Ходжа Ахрар, Господин Свободных, ответил:
«Вы порвали со своей привязанностью к «учителям»-подражателям, но все еще не отвратились от почитания самих себя, которое заставляет вас воображать, что вы несете ответственность за пленников лжи. Многие из этих пленников не могут выпутаться из сетей обмана, поскольку сами не отвратились от обмана и жаждут легкого знания».
«Что же нам делать?» — спросил Эмируддин Арози.
«Приходите ко мне с открытым сердцем и без условий, даже если эти условия — служба человечеству или то, чтобы мои действия были объяснимы для вас,— сказал Мастер. — Потому что освобождение ваших товарищей - дело тех, кто способен на это, но не ваше. Даже ваша способность к тому, чтобы составить мнение обо мне, искажена, и я не стал бы на нее полагаться».
Однако, как можно предположить, боясь, что они могут сделать другую ошибку, Арози и его жена ушли искать другого человека, который бы поддержал их. Они его нашли. Тот, как оказалось, был просто еще одним притворщиком.
Прошли годы, и супруги вновь направились к дому Ходжи Ахрара. «Мы пришли в полном смирении,— сказали они привратнику,— чтоб отдать себя в руки Господина Свободных, как если бы мы были трупами в руках обмывателя трупов».
«Добрые люди,— сказал привратник,— ваша решимость кажется мне достойной, подобно решимости тех, кого Господин Свободных принял бы как учеников.

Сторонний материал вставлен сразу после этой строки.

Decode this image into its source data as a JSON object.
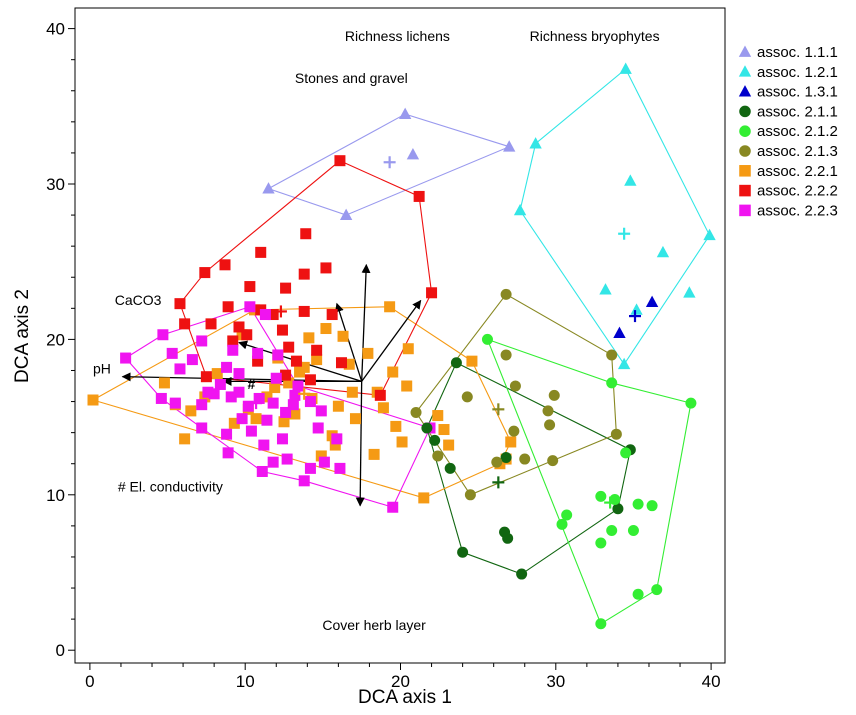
{
  "chart_data": {
    "type": "scatter",
    "xlabel": "DCA axis 1",
    "ylabel": "DCA axis 2",
    "xlim": [
      -1,
      41
    ],
    "ylim": [
      -0.5,
      41
    ],
    "xticks": [
      0,
      10,
      20,
      30,
      40
    ],
    "yticks": [
      0,
      10,
      20,
      30,
      40
    ],
    "grid": false,
    "legend_position": "outside-right",
    "arrow_origin": [
      17.5,
      17.3
    ],
    "arrows": [
      {
        "label": "Richness lichens",
        "x": 17.8,
        "y": 24.8,
        "label_x": 19.8,
        "label_y": 39.2
      },
      {
        "label": "Richness bryophytes",
        "x": 21.3,
        "y": 22.5,
        "label_x": 32.5,
        "label_y": 39.2
      },
      {
        "label": "Stones and gravel",
        "x": 15.9,
        "y": 22.3,
        "label_x": 13.2,
        "label_y": 36.5
      },
      {
        "label": "CaCO3",
        "x": 9.6,
        "y": 19.8,
        "label_x": 1.6,
        "label_y": 22.2
      },
      {
        "label": "pH",
        "x": 2.1,
        "y": 17.6,
        "label_x": 0.2,
        "label_y": 17.8
      },
      {
        "label": "# El. conductivity",
        "x": 8.6,
        "y": 17.3,
        "label_x": 1.8,
        "label_y": 10.2,
        "marker_label": "#",
        "marker_x": 10.4,
        "marker_y": 16.8
      },
      {
        "label": "Cover herb layer",
        "x": 17.4,
        "y": 9.3,
        "label_x": 18.3,
        "label_y": 1.3
      }
    ],
    "series": [
      {
        "name": "assoc. 1.1.1",
        "marker": "triangle",
        "color": "#9999ee",
        "points": [
          [
            11.5,
            29.7
          ],
          [
            16.5,
            28.0
          ],
          [
            20.3,
            34.5
          ],
          [
            20.8,
            31.9
          ],
          [
            27.0,
            32.4
          ]
        ],
        "hull": [
          [
            11.5,
            29.7
          ],
          [
            20.3,
            34.5
          ],
          [
            27.0,
            32.4
          ],
          [
            16.5,
            28.0
          ]
        ],
        "centroid": [
          19.3,
          31.4
        ]
      },
      {
        "name": "assoc. 1.2.1",
        "marker": "triangle",
        "color": "#33e6e6",
        "points": [
          [
            28.7,
            32.6
          ],
          [
            34.5,
            37.4
          ],
          [
            34.8,
            30.2
          ],
          [
            27.7,
            28.3
          ],
          [
            33.2,
            23.2
          ],
          [
            35.2,
            21.9
          ],
          [
            36.9,
            25.6
          ],
          [
            38.6,
            23.0
          ],
          [
            39.9,
            26.7
          ],
          [
            34.4,
            18.4
          ]
        ],
        "hull": [
          [
            28.7,
            32.6
          ],
          [
            34.5,
            37.4
          ],
          [
            39.9,
            26.7
          ],
          [
            34.4,
            18.4
          ],
          [
            27.7,
            28.3
          ]
        ],
        "centroid": [
          34.4,
          26.8
        ]
      },
      {
        "name": "assoc. 1.3.1",
        "marker": "triangle",
        "color": "#0000cc",
        "points": [
          [
            34.1,
            20.4
          ],
          [
            36.2,
            22.4
          ]
        ],
        "hull": [],
        "centroid": [
          35.1,
          21.5
        ]
      },
      {
        "name": "assoc. 2.1.1",
        "marker": "circle",
        "color": "#116611",
        "points": [
          [
            23.6,
            18.5
          ],
          [
            21.7,
            14.3
          ],
          [
            23.2,
            11.7
          ],
          [
            24.0,
            6.3
          ],
          [
            26.8,
            12.4
          ],
          [
            26.7,
            7.6
          ],
          [
            26.9,
            7.2
          ],
          [
            27.8,
            4.9
          ],
          [
            34.0,
            9.1
          ],
          [
            34.8,
            12.9
          ],
          [
            22.2,
            13.5
          ]
        ],
        "hull": [
          [
            23.6,
            18.5
          ],
          [
            34.8,
            12.9
          ],
          [
            34.0,
            9.1
          ],
          [
            27.8,
            4.9
          ],
          [
            24.0,
            6.3
          ],
          [
            21.7,
            14.3
          ]
        ],
        "centroid": [
          26.3,
          10.8
        ]
      },
      {
        "name": "assoc. 2.1.2",
        "marker": "circle",
        "color": "#33ee33",
        "points": [
          [
            25.6,
            20.0
          ],
          [
            33.6,
            17.2
          ],
          [
            38.7,
            15.9
          ],
          [
            34.5,
            12.7
          ],
          [
            32.9,
            9.9
          ],
          [
            33.8,
            9.7
          ],
          [
            35.3,
            9.4
          ],
          [
            36.2,
            9.3
          ],
          [
            30.7,
            8.7
          ],
          [
            30.4,
            8.1
          ],
          [
            33.6,
            7.7
          ],
          [
            35.0,
            7.7
          ],
          [
            32.9,
            6.9
          ],
          [
            36.5,
            3.9
          ],
          [
            35.3,
            3.6
          ],
          [
            32.9,
            1.7
          ]
        ],
        "hull": [
          [
            25.6,
            20.0
          ],
          [
            33.6,
            17.2
          ],
          [
            38.7,
            15.9
          ],
          [
            36.5,
            3.9
          ],
          [
            32.9,
            1.7
          ]
        ],
        "centroid": [
          33.5,
          9.5
        ]
      },
      {
        "name": "assoc. 2.1.3",
        "marker": "circle",
        "color": "#888822",
        "points": [
          [
            26.8,
            22.9
          ],
          [
            26.8,
            19.0
          ],
          [
            33.6,
            19.0
          ],
          [
            27.4,
            17.0
          ],
          [
            29.9,
            16.4
          ],
          [
            24.3,
            16.3
          ],
          [
            21.0,
            15.3
          ],
          [
            29.5,
            15.4
          ],
          [
            27.3,
            14.1
          ],
          [
            29.6,
            14.5
          ],
          [
            33.9,
            13.9
          ],
          [
            28.0,
            12.3
          ],
          [
            29.8,
            12.2
          ],
          [
            26.2,
            12.1
          ],
          [
            22.4,
            12.5
          ],
          [
            24.5,
            10.0
          ]
        ],
        "hull": [
          [
            26.8,
            22.9
          ],
          [
            33.6,
            19.0
          ],
          [
            33.9,
            13.9
          ],
          [
            24.5,
            10.0
          ],
          [
            21.0,
            15.3
          ]
        ],
        "centroid": [
          26.3,
          15.5
        ]
      },
      {
        "name": "assoc. 2.2.1",
        "marker": "square",
        "color": "#f59a14",
        "points": [
          [
            0.2,
            16.1
          ],
          [
            4.8,
            17.2
          ],
          [
            10.6,
            21.9
          ],
          [
            15.2,
            20.7
          ],
          [
            19.3,
            22.1
          ],
          [
            20.5,
            19.4
          ],
          [
            24.6,
            18.6
          ],
          [
            27.1,
            13.4
          ],
          [
            26.8,
            12.3
          ],
          [
            26.4,
            12.0
          ],
          [
            21.5,
            9.8
          ],
          [
            13.5,
            17.9
          ],
          [
            16.0,
            15.7
          ],
          [
            19.7,
            14.4
          ],
          [
            18.3,
            12.6
          ],
          [
            14.9,
            12.5
          ],
          [
            10.7,
            14.9
          ],
          [
            6.1,
            13.6
          ],
          [
            8.2,
            17.8
          ],
          [
            12.1,
            18.8
          ],
          [
            14.3,
            16.2
          ],
          [
            17.1,
            14.9
          ],
          [
            15.8,
            13.2
          ],
          [
            20.1,
            13.4
          ],
          [
            22.4,
            15.1
          ],
          [
            16.7,
            18.4
          ],
          [
            12.8,
            17.2
          ],
          [
            9.3,
            14.6
          ],
          [
            6.5,
            15.4
          ],
          [
            11.4,
            16.3
          ],
          [
            13.2,
            15.2
          ],
          [
            18.5,
            16.6
          ],
          [
            17.9,
            19.1
          ],
          [
            16.3,
            20.2
          ],
          [
            22.8,
            14.2
          ],
          [
            23.1,
            13.2
          ],
          [
            14.6,
            18.7
          ],
          [
            11.9,
            16.9
          ],
          [
            9.8,
            20.3
          ],
          [
            15.6,
            13.8
          ],
          [
            18.9,
            15.6
          ],
          [
            20.4,
            17.0
          ],
          [
            7.4,
            16.3
          ],
          [
            5.5,
            15.8
          ],
          [
            10.2,
            15.5
          ],
          [
            12.5,
            14.7
          ],
          [
            14.1,
            20.1
          ],
          [
            16.9,
            16.6
          ],
          [
            19.5,
            17.9
          ],
          [
            13.8,
            18.2
          ]
        ],
        "hull": [
          [
            0.2,
            16.1
          ],
          [
            10.6,
            21.9
          ],
          [
            19.3,
            22.1
          ],
          [
            24.6,
            18.6
          ],
          [
            27.1,
            13.4
          ],
          [
            26.4,
            12.0
          ],
          [
            21.5,
            9.8
          ]
        ],
        "centroid": [
          13.8,
          16.5
        ]
      },
      {
        "name": "assoc. 2.2.2",
        "marker": "square",
        "color": "#ee1111",
        "points": [
          [
            16.1,
            31.5
          ],
          [
            21.2,
            29.2
          ],
          [
            22.0,
            23.0
          ],
          [
            11.0,
            25.6
          ],
          [
            13.9,
            26.8
          ],
          [
            15.2,
            24.6
          ],
          [
            13.8,
            24.2
          ],
          [
            7.4,
            24.3
          ],
          [
            8.7,
            24.8
          ],
          [
            10.3,
            23.4
          ],
          [
            12.6,
            23.3
          ],
          [
            5.8,
            22.3
          ],
          [
            6.1,
            21.0
          ],
          [
            7.8,
            21.0
          ],
          [
            9.6,
            20.8
          ],
          [
            11.8,
            21.6
          ],
          [
            8.9,
            22.1
          ],
          [
            13.8,
            21.8
          ],
          [
            15.6,
            21.6
          ],
          [
            12.8,
            19.5
          ],
          [
            14.6,
            19.3
          ],
          [
            11.0,
            21.9
          ],
          [
            12.4,
            20.6
          ],
          [
            10.8,
            18.6
          ],
          [
            18.7,
            16.4
          ],
          [
            13.3,
            18.6
          ],
          [
            16.2,
            18.5
          ],
          [
            7.5,
            17.6
          ],
          [
            12.6,
            17.7
          ],
          [
            14.2,
            17.4
          ],
          [
            9.2,
            19.9
          ],
          [
            10.1,
            20.3
          ]
        ],
        "hull": [
          [
            16.1,
            31.5
          ],
          [
            21.2,
            29.2
          ],
          [
            22.0,
            23.0
          ],
          [
            18.7,
            16.4
          ],
          [
            7.5,
            17.6
          ],
          [
            5.8,
            22.3
          ],
          [
            7.4,
            24.3
          ]
        ],
        "centroid": [
          12.3,
          21.8
        ]
      },
      {
        "name": "assoc. 2.2.3",
        "marker": "square",
        "color": "#f014f0",
        "points": [
          [
            2.3,
            18.8
          ],
          [
            4.7,
            20.3
          ],
          [
            5.3,
            19.1
          ],
          [
            7.2,
            19.9
          ],
          [
            5.8,
            18.1
          ],
          [
            4.6,
            16.2
          ],
          [
            5.5,
            15.9
          ],
          [
            7.2,
            15.8
          ],
          [
            8.0,
            16.5
          ],
          [
            8.4,
            17.1
          ],
          [
            9.6,
            17.8
          ],
          [
            9.2,
            19.3
          ],
          [
            10.8,
            19.1
          ],
          [
            12.1,
            19.0
          ],
          [
            9.1,
            16.3
          ],
          [
            10.2,
            15.7
          ],
          [
            11.8,
            15.9
          ],
          [
            13.1,
            15.8
          ],
          [
            14.2,
            16.0
          ],
          [
            7.2,
            14.3
          ],
          [
            8.8,
            13.9
          ],
          [
            10.4,
            14.1
          ],
          [
            11.2,
            13.2
          ],
          [
            12.4,
            13.6
          ],
          [
            14.7,
            14.3
          ],
          [
            15.1,
            12.1
          ],
          [
            14.2,
            11.7
          ],
          [
            12.7,
            12.3
          ],
          [
            11.8,
            12.1
          ],
          [
            11.1,
            11.5
          ],
          [
            8.9,
            12.7
          ],
          [
            13.8,
            10.9
          ],
          [
            16.1,
            11.7
          ],
          [
            19.5,
            9.2
          ],
          [
            21.9,
            14.3
          ],
          [
            7.6,
            16.6
          ],
          [
            9.6,
            16.6
          ],
          [
            12.0,
            17.5
          ],
          [
            13.4,
            17.0
          ],
          [
            15.9,
            13.6
          ],
          [
            10.3,
            22.1
          ],
          [
            11.3,
            21.6
          ],
          [
            6.6,
            18.7
          ],
          [
            8.8,
            18.2
          ],
          [
            13.2,
            16.4
          ],
          [
            14.9,
            15.4
          ],
          [
            11.4,
            14.8
          ],
          [
            9.8,
            14.9
          ],
          [
            12.6,
            15.3
          ],
          [
            10.9,
            16.2
          ]
        ],
        "hull": [
          [
            2.3,
            18.8
          ],
          [
            4.7,
            20.3
          ],
          [
            10.3,
            22.1
          ],
          [
            13.4,
            17.0
          ],
          [
            21.9,
            14.3
          ],
          [
            19.5,
            9.2
          ],
          [
            13.8,
            10.9
          ],
          [
            11.1,
            11.5
          ],
          [
            7.2,
            14.3
          ],
          [
            4.6,
            16.2
          ]
        ],
        "centroid": [
          10.7,
          15.9
        ]
      }
    ]
  }
}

Но у вас уже нет второго шанса — потому что Ходжа Ахрар умер»».

Убайдуллах Ахрар умер в 1489 годy. Проводить святого в последний путь пришли почти все жители Самарканда, в том числе и султан Ахмед, который нёс гроб с телом Учителя на плечах до места его упокоения. Ходжа Ахрар был похоронен на территории построенной им суфийской ханаки в селении Кафшир к югу от Самарканда.

Надгробие Ходжи Ахрара среди других,

принадлежащих правителям Самарканда





Полулегендарная фигура суфия, которого в Казахстане называют Арыстан-Баб, а в других странах Арслан-Баба, остается, пожалуй, самой мистической в ряду Мастеров, учивших на территории современного Казахстана.

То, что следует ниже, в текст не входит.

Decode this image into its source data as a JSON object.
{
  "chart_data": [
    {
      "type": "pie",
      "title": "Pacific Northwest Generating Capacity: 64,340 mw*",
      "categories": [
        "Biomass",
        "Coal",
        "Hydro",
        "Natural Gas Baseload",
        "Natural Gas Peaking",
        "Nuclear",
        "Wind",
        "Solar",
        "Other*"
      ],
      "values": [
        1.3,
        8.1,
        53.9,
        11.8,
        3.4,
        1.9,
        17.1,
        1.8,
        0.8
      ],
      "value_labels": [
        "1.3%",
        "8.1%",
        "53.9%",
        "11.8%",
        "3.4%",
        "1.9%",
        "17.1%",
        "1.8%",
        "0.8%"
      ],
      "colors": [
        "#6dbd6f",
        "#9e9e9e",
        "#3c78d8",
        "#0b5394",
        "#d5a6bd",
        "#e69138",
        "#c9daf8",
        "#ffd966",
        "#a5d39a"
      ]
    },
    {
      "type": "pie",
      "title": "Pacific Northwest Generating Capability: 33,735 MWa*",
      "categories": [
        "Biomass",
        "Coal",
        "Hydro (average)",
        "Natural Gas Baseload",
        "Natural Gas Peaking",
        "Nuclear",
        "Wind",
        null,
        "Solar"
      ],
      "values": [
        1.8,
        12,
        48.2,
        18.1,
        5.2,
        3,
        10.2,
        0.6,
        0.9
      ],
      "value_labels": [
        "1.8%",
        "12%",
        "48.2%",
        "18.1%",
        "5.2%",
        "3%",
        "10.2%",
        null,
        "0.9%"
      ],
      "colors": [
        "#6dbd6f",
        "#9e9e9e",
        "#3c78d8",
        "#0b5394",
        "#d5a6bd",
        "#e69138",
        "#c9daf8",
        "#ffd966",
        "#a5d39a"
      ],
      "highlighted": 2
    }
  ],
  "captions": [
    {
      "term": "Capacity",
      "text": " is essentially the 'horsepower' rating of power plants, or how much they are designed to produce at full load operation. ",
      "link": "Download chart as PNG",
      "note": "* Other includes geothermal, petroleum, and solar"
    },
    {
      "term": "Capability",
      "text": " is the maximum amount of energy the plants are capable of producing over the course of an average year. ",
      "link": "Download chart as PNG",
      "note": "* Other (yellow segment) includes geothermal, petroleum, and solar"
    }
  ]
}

По преданию, Арыстан-Баб был сподвижником Пророка Мухаммада (мир ему!), то есть родился за несколько веков (!) до начала своей работы в Средней Азии. Некоторые источники идентифицируют его с личностью Салмана-и-Фарси, распространявшего учение Пророка в Персии. (Данная идентификация, однако, помимо проблемы хронологии, создает много других вопросов, на которые я лично так и не нашла убедительных ответов, поэтому оставляю ее в области легендарного).

Легенда Казахстана гласит, что однажды во время совместной трапезы, на которой присутствовал Арыстан-Баб, Пророк вручил ему косточку хурмы, велев передать ее достойному преемнику Учения по имени Ахмад, и ради выполнения этой миссии одарив Арыстана-Баба необычайным долголетием. (Как пояснил один из друзей, на казахском языке любой экзотический фрукт с мясистой мякотью и косточкой называется хурма. Это могла быть как сама хурма, так и финик, маслина или нечто подобное. Учитывая местность, где жил Пророк, скорее всего легендарной косточкой изначально была именно косточка финика).

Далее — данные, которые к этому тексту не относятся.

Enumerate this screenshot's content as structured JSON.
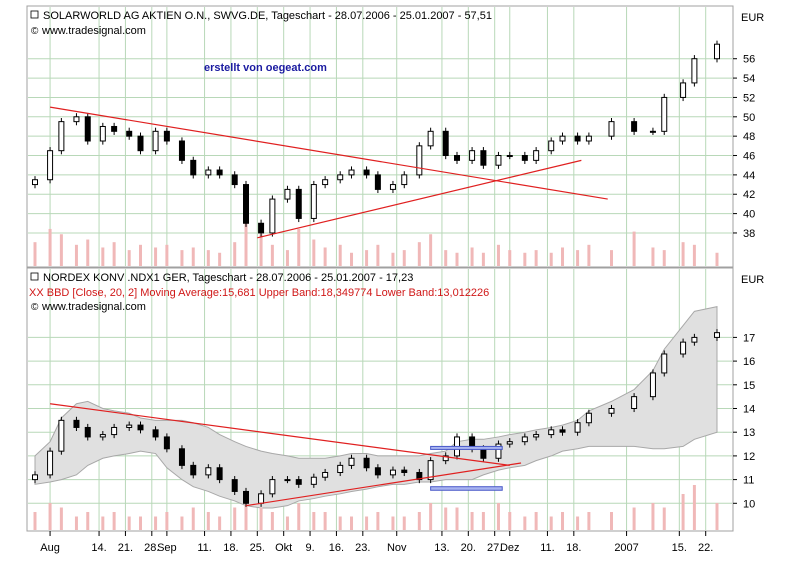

Итак, Арыстан-Баб получил предмет силы - аманат, который все это время носил у себя во рту, странствуя из одного места в другое, пока не пришел в местечко Яссы (в наше время город Туркестан на юге Казахстана). Встретив семилетнего Ахмада Ясави, Арыстан-Баб, наконец, узнал в нем индивидуума, предназначенного продолжить учение Пророка, и отдал ему аманат. Вскоре после этого события Арыстан-Баб перешел в лучший мир.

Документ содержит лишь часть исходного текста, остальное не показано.